Il était temps ! Aux Etats-Unis, la correspondance de Charles Bukowski est sortie depuis plusieurs années, certaines de ses lettres ayant même été publiées de son vivant. Grasset se décide enfin à la traduire, en la réduisant à un seul (épais) volume [1]. On pourra toujours mégoter sur le bien-fondé d’une pareille sélection, comprenant principalement ses éditeurs. L’initiative mérite pourtant d’être saluée.
Bukowski n’a jamais été rongé par la pudeur.

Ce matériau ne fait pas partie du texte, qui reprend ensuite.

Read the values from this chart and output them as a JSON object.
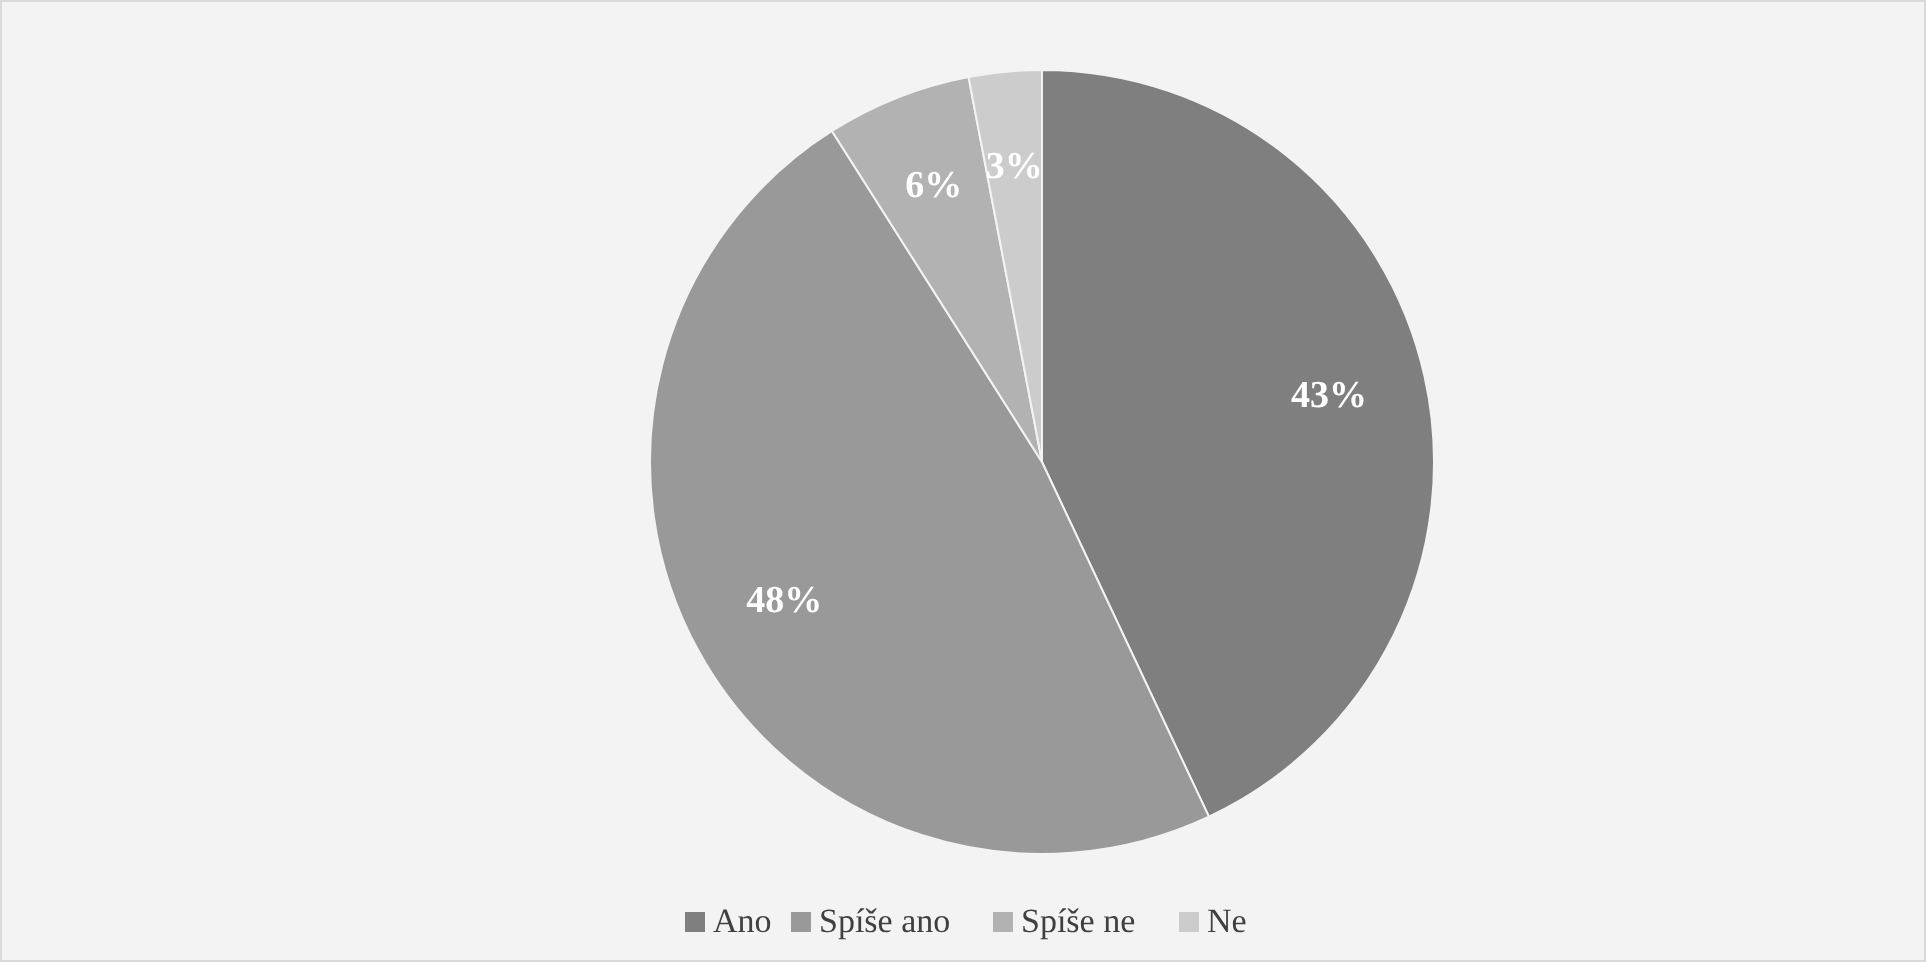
{
  "chart_data": {
    "type": "pie",
    "categories": [
      "Ano",
      "Spíše ano",
      "Spíše ne",
      "Ne"
    ],
    "values": [
      43,
      48,
      6,
      3
    ],
    "colors": [
      "#7f7f7f",
      "#999999",
      "#b2b2b2",
      "#cccccc"
    ],
    "value_labels": [
      "43%",
      "48%",
      "6%",
      "3%"
    ],
    "legend": "bottom"
  }
}
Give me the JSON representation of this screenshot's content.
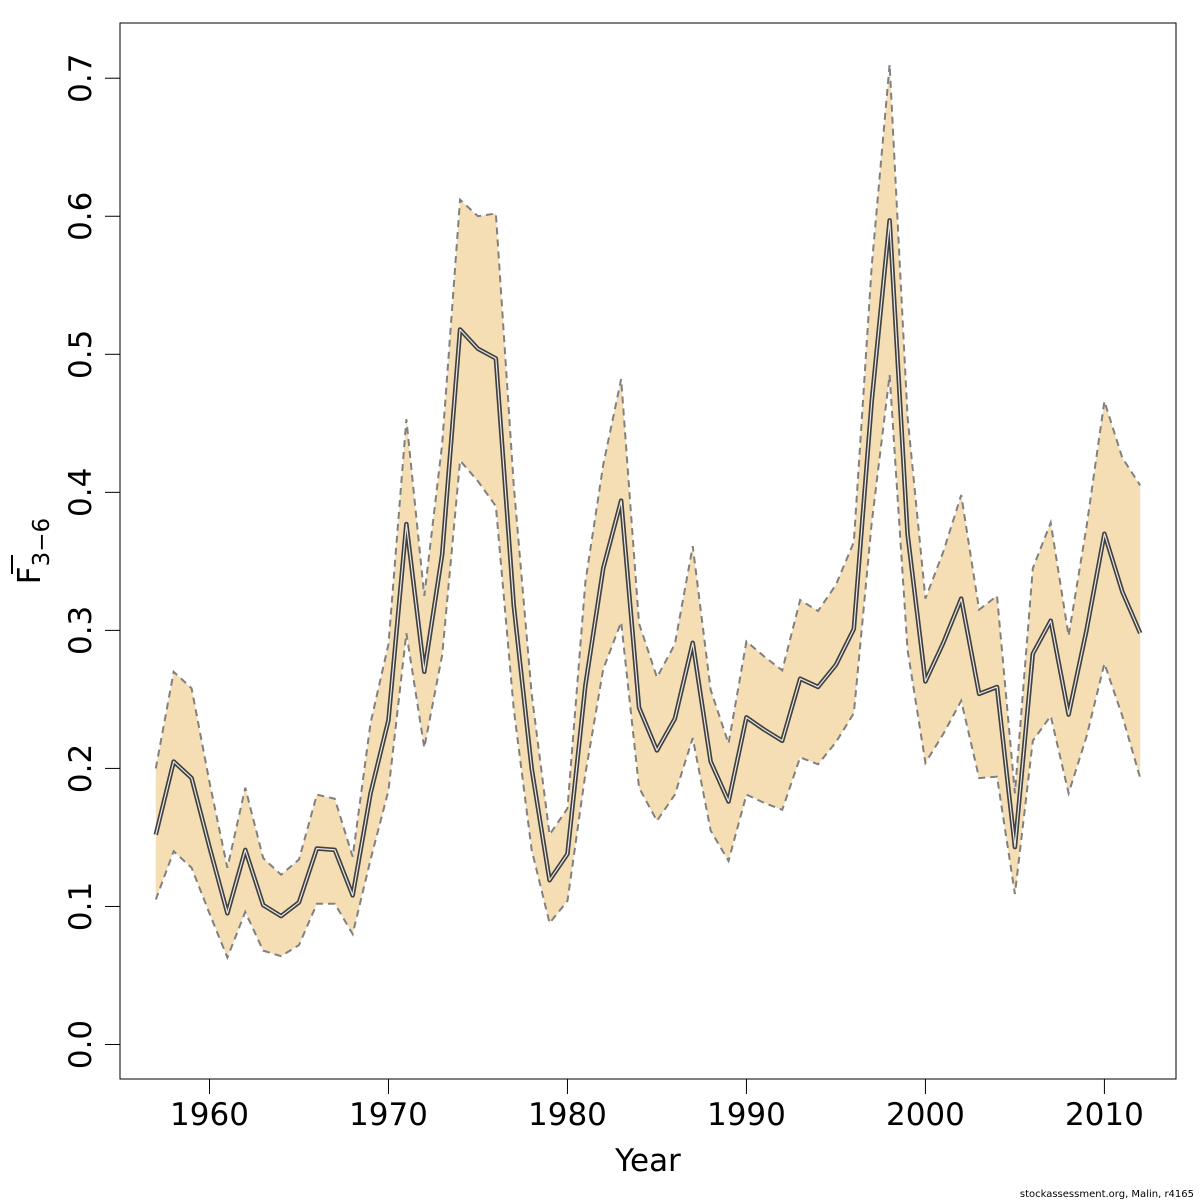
{
  "chart_data": {
    "type": "line",
    "xlabel": "Year",
    "ylabel_main": "F",
    "ylabel_sub": "3−6",
    "xlim": [
      1955,
      2014
    ],
    "ylim": [
      -0.025,
      0.74
    ],
    "xticks": [
      1960,
      1970,
      1980,
      1990,
      2000,
      2010
    ],
    "yticks": [
      0.0,
      0.1,
      0.2,
      0.3,
      0.4,
      0.5,
      0.6,
      0.7
    ],
    "ytick_labels": [
      "0.0",
      "0.1",
      "0.2",
      "0.3",
      "0.4",
      "0.5",
      "0.6",
      "0.7"
    ],
    "band_color": "#f5deb3",
    "line_color": "#404040",
    "bound_line_color": "#808080",
    "grid": false,
    "x": [
      1957,
      1958,
      1959,
      1960,
      1961,
      1962,
      1963,
      1964,
      1965,
      1966,
      1967,
      1968,
      1969,
      1970,
      1971,
      1972,
      1973,
      1974,
      1975,
      1976,
      1977,
      1978,
      1979,
      1980,
      1981,
      1982,
      1983,
      1984,
      1985,
      1986,
      1987,
      1988,
      1989,
      1990,
      1991,
      1992,
      1993,
      1994,
      1995,
      1996,
      1997,
      1998,
      1999,
      2000,
      2001,
      2002,
      2003,
      2004,
      2005,
      2006,
      2007,
      2008,
      2009,
      2010,
      2011,
      2012
    ],
    "series": [
      {
        "values": [
          0.152,
          0.205,
          0.193,
          0.143,
          0.095,
          0.141,
          0.101,
          0.093,
          0.103,
          0.142,
          0.141,
          0.108,
          0.182,
          0.235,
          0.377,
          0.27,
          0.355,
          0.518,
          0.504,
          0.497,
          0.318,
          0.2,
          0.119,
          0.138,
          0.26,
          0.345,
          0.394,
          0.244,
          0.213,
          0.236,
          0.291,
          0.205,
          0.176,
          0.237,
          0.228,
          0.22,
          0.265,
          0.259,
          0.275,
          0.301,
          0.466,
          0.597,
          0.37,
          0.263,
          0.291,
          0.323,
          0.254,
          0.259,
          0.143,
          0.283,
          0.307,
          0.239,
          0.3,
          0.37,
          0.328,
          0.298
        ]
      }
    ],
    "upper": [
      0.2,
      0.27,
      0.258,
      0.19,
      0.128,
      0.186,
      0.135,
      0.123,
      0.134,
      0.181,
      0.178,
      0.136,
      0.233,
      0.29,
      0.453,
      0.325,
      0.435,
      0.612,
      0.6,
      0.602,
      0.405,
      0.254,
      0.152,
      0.171,
      0.335,
      0.42,
      0.482,
      0.305,
      0.266,
      0.29,
      0.361,
      0.257,
      0.218,
      0.292,
      0.281,
      0.271,
      0.322,
      0.314,
      0.333,
      0.364,
      0.564,
      0.71,
      0.455,
      0.323,
      0.357,
      0.398,
      0.315,
      0.325,
      0.182,
      0.345,
      0.378,
      0.296,
      0.375,
      0.466,
      0.425,
      0.405
    ],
    "lower": [
      0.105,
      0.14,
      0.128,
      0.095,
      0.063,
      0.096,
      0.068,
      0.064,
      0.072,
      0.102,
      0.102,
      0.08,
      0.134,
      0.184,
      0.298,
      0.215,
      0.282,
      0.423,
      0.408,
      0.39,
      0.243,
      0.141,
      0.088,
      0.104,
      0.196,
      0.272,
      0.306,
      0.186,
      0.162,
      0.181,
      0.222,
      0.155,
      0.133,
      0.181,
      0.175,
      0.17,
      0.208,
      0.203,
      0.219,
      0.24,
      0.378,
      0.485,
      0.286,
      0.204,
      0.225,
      0.249,
      0.193,
      0.194,
      0.109,
      0.22,
      0.238,
      0.182,
      0.223,
      0.276,
      0.238,
      0.193
    ]
  },
  "credit_text": "stockassessment.org, Malin, r4165"
}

Ses poèmes et ses romans relèvent presque tous de l’autobiographie clinique. Il était l’un des rares écrivains à mettre sa peau sur la table et bien évidemment, on retrouve ce ton brut dans sa correspondance. Le plus intéressant reste sans doute d’y cerner toute l’évolution du bonhomme, d’abord postier (Bukowski viendra à l’écriture sur le tard, vers l’âge de 35 ans), empêché par ce boulot alimentaire de se consacrer tout entier à la poésie, ensuite écrivain à temps plein pour finir par être sollicité par les télés et une foule d’éditeurs. Fidèle aux premiers qui lui ont fait confiance (Carl Weissner, son éditeur allemand et surtout John Martin, le fondateur de Black Sparrow Press), on sent une ténacité hargneuse chez Bukowski, longtemps habitué à bouffer de la vache enragée et à prendre des coups. Lui et quelques autres connaissent sa valeur, c’est bien tout ce qui compte.
Ses lettres parlent de bière, de vin allemand, de royalties, de chevaux, de femmes, de miséreux, de voitures, d’oiseaux, de problèmes digestifs, de cuites, de bars, de flics et d’excès de vitesse. Mais elles parlent surtout de littérature et de sa manière d’appréhender son rapport au texte, comme une force sacrée contre laquelle il est vain de lutter. Elles parlent d’un homme solitaire, replié sur lui-même, qui souffre et qui regarde l’humanité comme une gigantesque plaisanterie. Elles en disent long sur un type qui a toujours trempé sa plume dans un mélange opaque de sang et de merde, et qui a transformé sa vie en l’une des œuvres les plus marquantes de la fin du vingtième siècle. Bukowski se voyait bien mourir en l’an 2000 [2]. On se consolera en pensant qu’on continue à le lire en 2005 et que ce n’est certainement pas fini.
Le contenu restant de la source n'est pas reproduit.